Museum in Novgorod Oblast, Russia

Borovichi Museum, or formally, The Museum of the history of the city of Borovichi and Borovichi krai (Музей истории города Боровичи и Боровичского края) is a local history museum in the city of Borovichi, in Novgorod Oblast, Russia. It is one of the oldest museums in the region.
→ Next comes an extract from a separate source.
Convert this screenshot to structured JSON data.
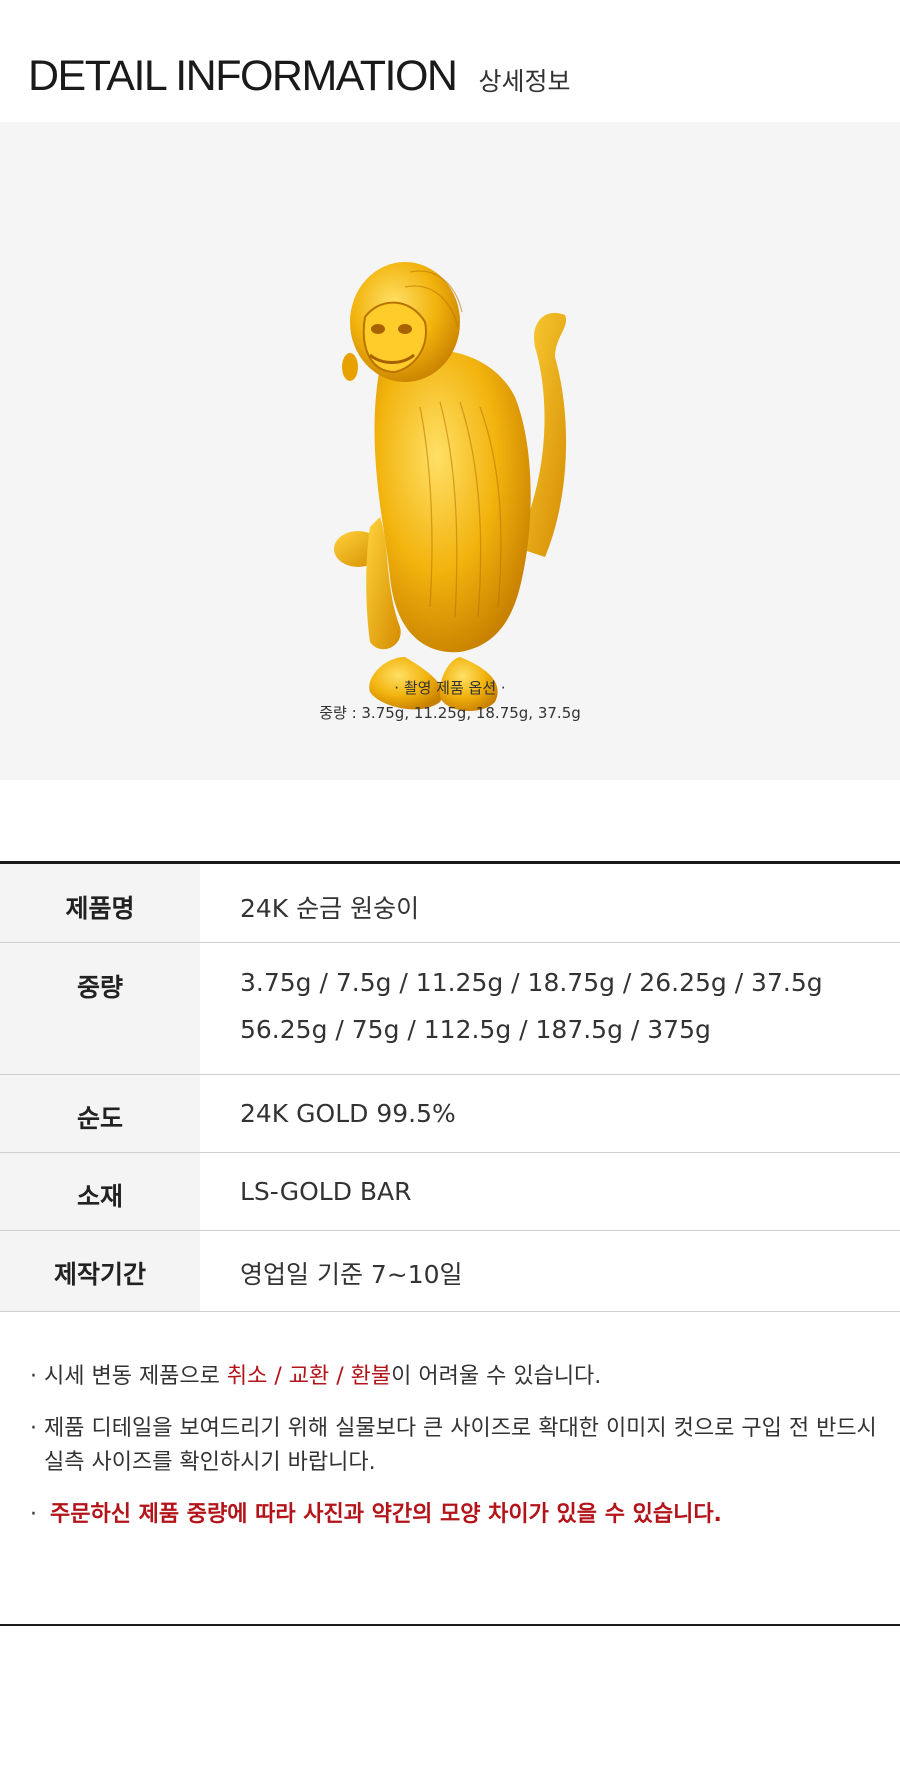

The museum, initially dedicated to the lives and times of Vasily Zhukovsky and Nikolai Gogol, was founded in May 1918 by the board of the Borovichi District Department of Public Education. The museum was closed between 1926 and 1927, but reopened in 1928 due to the efforts of Sergei Nikolayevich Porshnyakov (1889-1992), who became the first director of the museum.

==History==
The museum was established by the board of the Borovichi District Department of Public Education in May 1918. It initially consisted of a collection of artefacts relating to Vasily Zhukovsky and Nikolai Gogol, which had been organized and displayed at the Borovichi Realschule since 1910. The first exposition was opened on 16 July 1921. The museum was named the "Borovichi museum of proletarian science, art, and industry in the name of Comrade Reppo". From 1926 to 1927, the museum was closed. It was revived through the efforts of Sergei Nikolayevich Porshnyakov. An exhibition dedicated to the history of the city and its surroundings opened in a new building in 1989. In 2009, the museum moved to a new location.

==Exhibits==
The exhibition space was created in 2009, comprising five halls and covering the period from the Neolithic age to the 1917 Russian Revolution.

==Facilities==
The museum is located in a two-story stone house with a mezzanine in the historical part of Borovichi. The former house of an ex-mayor merchant of the 1st guild Matvey Shulgin, it dates from the middle of the 19th century. The museum building is listed as a monument of cultural heritage monument of regional importance.